We believe that to produce good architecture requires more than rounded abilities and

knowledge; it requires judgements about what we value in the buildings and cities we

inhabit, what to prioritise in the spaces and structures we propose and what contribution

architecture can make. The course doesn’t claim to offer simple – or correct – responses to

these challenges. Our diverse community of researchers and practitioners, each with their

own interests and expertise, introduce students to a range of issues, ideas, traditions and

techniques in architectural design and scholarship. We help students develop fine grained

skills in interpreting spaces and texts, critical thinking to understand the implications of design

decisions, and spatial and material imagination to stretch the boundaries of what architecture

can achieve. Rather than teach a single way of working, we give students the tools to discover

what kind of architect they want to be.

A lively design studio is central to this learning process and to the life of the School. Design

projects, taught by a mix of in-house tutors and practitioners from across the UK, account

for half of all module credits. We promote design as thinking-through-making, an integrated

process of researching and testing ideas in sketchbook, computer, workshop and on site,

of responding to diverse issues and requirements all at once – spatial, material, functional,

social, economic etc. This approach is reinforced by collaborative projects involving artists and

engineers, and at the beginning of each year by week-long design charrettes where students

from all stages of all design programmes work together to respond to diverse design challenges,

through installations around the School and beyond. Lectures, seminars and assignments

in other modules examine the theoretical, historical, cultural, practical and professional

dimensions of architecture, and support students to embed these concerns in studio work.

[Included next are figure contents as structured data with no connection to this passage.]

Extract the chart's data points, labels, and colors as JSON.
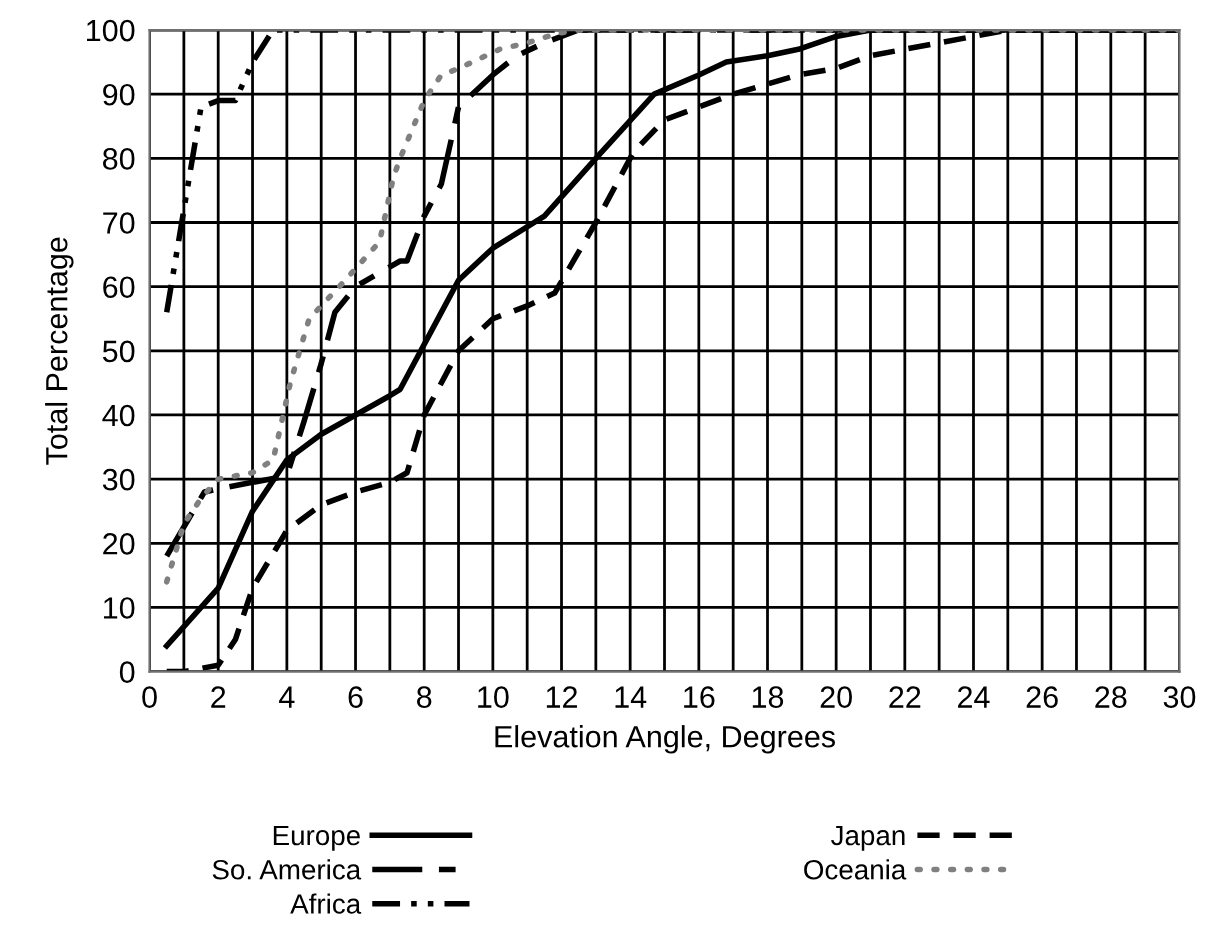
{
  "chart_data": {
    "type": "line",
    "xlabel": "Elevation Angle, Degrees",
    "ylabel": "Total Percentage",
    "xlim": [
      0,
      30
    ],
    "ylim": [
      0,
      100
    ],
    "xticks": [
      0,
      {
        "value": 1,
        "label": null
      },
      2,
      {
        "value": 3,
        "label": null
      },
      4,
      {
        "value": 5,
        "label": null
      },
      6,
      {
        "value": 7,
        "label": null
      },
      8,
      {
        "value": 9,
        "label": null
      },
      10,
      {
        "value": 11,
        "label": null
      },
      12,
      {
        "value": 13,
        "label": null
      },
      14,
      {
        "value": 15,
        "label": null
      },
      16,
      {
        "value": 17,
        "label": null
      },
      18,
      {
        "value": 19,
        "label": null
      },
      20,
      {
        "value": 21,
        "label": null
      },
      22,
      {
        "value": 23,
        "label": null
      },
      24,
      {
        "value": 25,
        "label": null
      },
      26,
      {
        "value": 27,
        "label": null
      },
      28,
      {
        "value": 29,
        "label": null
      },
      30
    ],
    "yticks": [
      0,
      10,
      20,
      30,
      40,
      50,
      60,
      70,
      80,
      90,
      100
    ],
    "grid": true,
    "legend": "bottom",
    "marker": "none",
    "series": [
      {
        "name": "Europe",
        "color": "#000000",
        "line_style": "solid",
        "x": [
          0.5,
          1,
          2,
          3,
          4,
          5,
          6,
          7,
          7.3,
          8.5,
          9,
          10,
          11.5,
          13,
          14.7,
          16,
          16.8,
          18,
          18.9,
          20,
          21,
          30
        ],
        "values": [
          4,
          7,
          13,
          25,
          33,
          37,
          40,
          43,
          44,
          56,
          61,
          66,
          71,
          80,
          90,
          93,
          95,
          96,
          97,
          99,
          100,
          100
        ]
      },
      {
        "name": "So. America",
        "color": "#000000",
        "line_style": "longdash",
        "x": [
          0.5,
          1.6,
          2,
          3,
          4,
          4.5,
          5,
          5.4,
          6,
          7.3,
          7.5,
          8,
          8.5,
          9,
          10,
          10.7,
          11.5,
          12.5,
          30
        ],
        "values": [
          18,
          28,
          28.5,
          29.5,
          30.5,
          39,
          48,
          56,
          60,
          64,
          64,
          71,
          76,
          88,
          93,
          96,
          98,
          100,
          100
        ]
      },
      {
        "name": "Africa",
        "color": "#000000",
        "line_style": "dashdot",
        "x": [
          0.5,
          1,
          1.5,
          2,
          2.5,
          3,
          3.6,
          30
        ],
        "values": [
          56,
          72,
          88,
          89,
          89,
          95,
          100,
          100
        ]
      },
      {
        "name": "Japan",
        "color": "#000000",
        "line_style": "dashed",
        "x": [
          0.5,
          1,
          2,
          2.5,
          3,
          4,
          5,
          6,
          7,
          7.5,
          8,
          9,
          10,
          11,
          11.8,
          13,
          14.1,
          15,
          16,
          17,
          18.9,
          20,
          21,
          22,
          23,
          24,
          25,
          30
        ],
        "values": [
          0,
          0,
          1,
          5,
          13,
          22,
          26,
          28,
          29.5,
          31,
          40,
          50,
          55,
          57,
          59,
          70,
          81,
          86,
          88,
          90,
          93,
          94,
          96,
          97,
          98,
          99,
          100,
          100
        ]
      },
      {
        "name": "Oceania",
        "color": "#808080",
        "line_style": "dotted",
        "x": [
          0.5,
          1,
          1.5,
          2,
          3,
          3.6,
          4.1,
          4.65,
          5,
          5.7,
          6.7,
          7.1,
          7.3,
          8,
          8.5,
          9,
          10.2,
          11,
          11.9,
          12.5,
          30
        ],
        "values": [
          14,
          23,
          27,
          30,
          31,
          33,
          45,
          55,
          57,
          61,
          67,
          77,
          80,
          89,
          93,
          94,
          97,
          98,
          99.5,
          100,
          100
        ]
      }
    ]
  }
}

Stages 1 and 2 are structured to guide students through increasingly challenging scales,

types and contexts of design projects, alongside a breadth of related constructional and

environmental principles and varied themes in architectural history and theory. Briefs invite

experimentation with different architectural ideas and representational skills, first through

projects set in Newcastle, then incorporating study trips to regional towns and cities. As work

increases in depth and complexity – from room to house, community to city, simple enclosure

to multi-storey building – students have more opportunities to develop and focus their own

interests. A dissertation – an in-depth original study into any architecturally related topic – sets

the scene for a year-long Stage 3 final design project. With a choice of diverse thematic studios,

each with its own expert contributors and international study trip, students acquire specialist

skills and knowledge, allowing them to craft their own distinctive portfolio.